Busy Day? Here are a few ideas to get your heart rate up...
- Got stairs? Take them up and down 5 or 6 times during lunch
- Go for a quick brisk walk during your lunch 
- jump rope (2 sets of 50)
- jumping jacks (try 100)
- jump squats (aim for 50)
- push-ups (shoot for 50)
- 50 mountain climbers
- 30 burpees
- 30 jump shots
These numbers don't work? shoot for a number that will and be proud that you did it!

Monday, February 23, 2015

Impossible to possible

What does fit look like for you? After four kids I found myself at my heaviest (non-pregnant) weight.  I was frustrated with the weight loss journey I was on and not seeing any results. Three years ago I lost over 30 lbs going from a size 10/12 to a 0/2 after starting our AdvoCare journey. This was awesome but I was far from fit. Skinny was skinny...skinny was not fit! My goal was to be strong. My goal was to be tone. My goal was to have muscles and definition. All of these things I thought were out of my reach for so long but I was wrong! I had already incorporated healthy eating to help me lose the weight so now was the time to incorporate the strength and cardio training I needed to become the strong mom I desired to be.  Setting the example for my kids was something that was a priority for me. When they see mom and dad making good decisions they will make good decisions as well. I will be sharing workouts, recipes as well as fitness tips that helped me on my journey in an effort to help you on yours.
What you have deemed impossible...might just be possible.


Abs...Abs...Abs

After four kids I can say I never thought I would have abs...that you could see that is! To have tone and definition after four kids is A.M.A.Z.I.N.G! It takes time but you can have them also!!

Ab Workout

*Pre-Workout stretch to warm those muscles!

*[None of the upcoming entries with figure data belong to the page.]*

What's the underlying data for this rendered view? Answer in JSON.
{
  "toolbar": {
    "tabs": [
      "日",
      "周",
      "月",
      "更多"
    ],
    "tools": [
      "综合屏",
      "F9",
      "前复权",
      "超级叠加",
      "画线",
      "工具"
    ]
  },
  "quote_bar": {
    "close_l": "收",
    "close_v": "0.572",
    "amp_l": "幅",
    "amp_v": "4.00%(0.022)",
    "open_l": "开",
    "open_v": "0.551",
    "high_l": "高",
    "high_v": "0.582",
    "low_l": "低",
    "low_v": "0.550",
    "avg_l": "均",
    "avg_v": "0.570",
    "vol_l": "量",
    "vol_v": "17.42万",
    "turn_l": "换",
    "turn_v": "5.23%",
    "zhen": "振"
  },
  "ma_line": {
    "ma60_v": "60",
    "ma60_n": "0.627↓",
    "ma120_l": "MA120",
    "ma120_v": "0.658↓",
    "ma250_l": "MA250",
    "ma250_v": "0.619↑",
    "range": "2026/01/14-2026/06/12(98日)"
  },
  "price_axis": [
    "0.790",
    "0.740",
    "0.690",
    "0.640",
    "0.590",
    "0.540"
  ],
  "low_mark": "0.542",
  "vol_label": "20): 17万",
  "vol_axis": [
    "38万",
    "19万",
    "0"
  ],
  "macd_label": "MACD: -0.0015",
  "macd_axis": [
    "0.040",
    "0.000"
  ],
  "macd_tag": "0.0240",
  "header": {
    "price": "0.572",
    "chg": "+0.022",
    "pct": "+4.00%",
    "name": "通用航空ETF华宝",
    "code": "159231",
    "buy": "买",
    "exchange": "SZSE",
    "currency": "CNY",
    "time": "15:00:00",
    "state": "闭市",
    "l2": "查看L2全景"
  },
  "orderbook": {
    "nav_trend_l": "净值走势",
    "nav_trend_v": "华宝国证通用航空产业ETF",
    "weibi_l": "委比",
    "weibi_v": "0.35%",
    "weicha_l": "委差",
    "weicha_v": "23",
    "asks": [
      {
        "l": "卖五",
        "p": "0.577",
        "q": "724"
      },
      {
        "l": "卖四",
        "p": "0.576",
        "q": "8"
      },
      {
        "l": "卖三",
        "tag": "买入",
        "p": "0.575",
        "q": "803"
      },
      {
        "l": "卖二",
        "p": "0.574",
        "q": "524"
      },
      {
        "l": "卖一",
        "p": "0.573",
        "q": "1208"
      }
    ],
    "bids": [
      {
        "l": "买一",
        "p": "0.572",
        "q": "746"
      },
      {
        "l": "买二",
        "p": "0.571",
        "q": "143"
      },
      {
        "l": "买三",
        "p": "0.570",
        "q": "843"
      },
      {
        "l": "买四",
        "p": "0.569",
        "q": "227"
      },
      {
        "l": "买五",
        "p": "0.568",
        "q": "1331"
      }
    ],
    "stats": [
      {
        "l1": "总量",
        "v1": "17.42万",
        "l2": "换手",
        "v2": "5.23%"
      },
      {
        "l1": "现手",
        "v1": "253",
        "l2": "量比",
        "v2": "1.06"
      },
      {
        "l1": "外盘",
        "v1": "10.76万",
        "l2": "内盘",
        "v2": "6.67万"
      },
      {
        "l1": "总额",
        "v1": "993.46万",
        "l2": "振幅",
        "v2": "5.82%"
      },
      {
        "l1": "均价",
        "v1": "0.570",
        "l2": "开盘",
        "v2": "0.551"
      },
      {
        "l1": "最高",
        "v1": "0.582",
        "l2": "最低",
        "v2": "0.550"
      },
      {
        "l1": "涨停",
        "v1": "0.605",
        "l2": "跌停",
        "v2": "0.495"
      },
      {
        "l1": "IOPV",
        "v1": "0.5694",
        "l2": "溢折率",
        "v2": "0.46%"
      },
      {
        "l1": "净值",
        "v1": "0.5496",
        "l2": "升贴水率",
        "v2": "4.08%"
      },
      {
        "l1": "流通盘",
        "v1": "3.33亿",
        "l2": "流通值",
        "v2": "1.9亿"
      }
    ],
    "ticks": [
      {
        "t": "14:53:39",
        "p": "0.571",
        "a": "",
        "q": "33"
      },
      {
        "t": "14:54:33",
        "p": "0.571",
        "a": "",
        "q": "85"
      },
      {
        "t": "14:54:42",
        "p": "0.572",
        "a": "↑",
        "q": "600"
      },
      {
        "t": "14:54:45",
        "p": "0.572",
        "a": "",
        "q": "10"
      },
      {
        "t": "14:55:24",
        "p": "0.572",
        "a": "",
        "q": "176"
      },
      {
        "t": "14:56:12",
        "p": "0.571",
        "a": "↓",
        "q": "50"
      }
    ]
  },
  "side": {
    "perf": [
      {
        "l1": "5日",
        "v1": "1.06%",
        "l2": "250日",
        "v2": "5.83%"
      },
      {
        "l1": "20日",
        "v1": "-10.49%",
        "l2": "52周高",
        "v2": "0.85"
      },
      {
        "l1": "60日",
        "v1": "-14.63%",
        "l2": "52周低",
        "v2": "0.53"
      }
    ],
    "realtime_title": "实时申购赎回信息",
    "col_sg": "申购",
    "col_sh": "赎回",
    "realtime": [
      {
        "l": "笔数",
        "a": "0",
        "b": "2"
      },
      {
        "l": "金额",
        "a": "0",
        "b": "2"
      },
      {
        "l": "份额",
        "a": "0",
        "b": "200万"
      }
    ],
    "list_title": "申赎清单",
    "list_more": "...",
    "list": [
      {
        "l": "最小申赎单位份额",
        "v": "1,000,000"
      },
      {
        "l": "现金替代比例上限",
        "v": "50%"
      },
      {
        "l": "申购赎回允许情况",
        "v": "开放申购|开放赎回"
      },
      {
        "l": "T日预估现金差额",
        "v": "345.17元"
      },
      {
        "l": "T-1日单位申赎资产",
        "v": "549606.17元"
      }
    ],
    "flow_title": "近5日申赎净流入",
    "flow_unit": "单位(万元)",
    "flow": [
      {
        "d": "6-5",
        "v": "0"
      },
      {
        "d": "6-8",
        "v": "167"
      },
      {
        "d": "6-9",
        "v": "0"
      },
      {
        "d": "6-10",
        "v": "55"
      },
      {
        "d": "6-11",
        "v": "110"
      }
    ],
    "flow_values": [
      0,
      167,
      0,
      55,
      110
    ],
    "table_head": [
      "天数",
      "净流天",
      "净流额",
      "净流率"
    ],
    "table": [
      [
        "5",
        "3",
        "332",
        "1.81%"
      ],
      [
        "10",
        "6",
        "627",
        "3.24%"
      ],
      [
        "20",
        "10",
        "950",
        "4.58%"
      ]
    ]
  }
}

2 minutes of bicycle with rotation
20 Sky Rockets
10 V-Ups
1 minute of plank hold

(30 second break)

2 minutes of bicycle with rotation
20 Sky Rockets
5 V-Ups
30 second boat hold (with leg extension if you can)

(30 second break)

2 minutes of bicycle with rotation
20 Sky Rockets
5 V-Ups
Hold plant for as long as you can

Lay flat on your back stretching legs straight out and arms straight back over your head! You should feel that great ab stretch.

Great job!

My favorite Recovery products:
AdvoCare Nighttime Recovery and Post Workout Recovery


A Fit You

I am so excited about Write On Fit! Something I have been working and thinking about for quite some time. I want to use this as a place of encouragement for others in their journey to be not only fit but healthy! There are many things that encompass being fit and healthy. There is a physical journey as well as the mental one we often face throughout the process.  I pray this is a source of encouragement for you. I am here to offer resources to make your Fit journey the best that it can possibly be!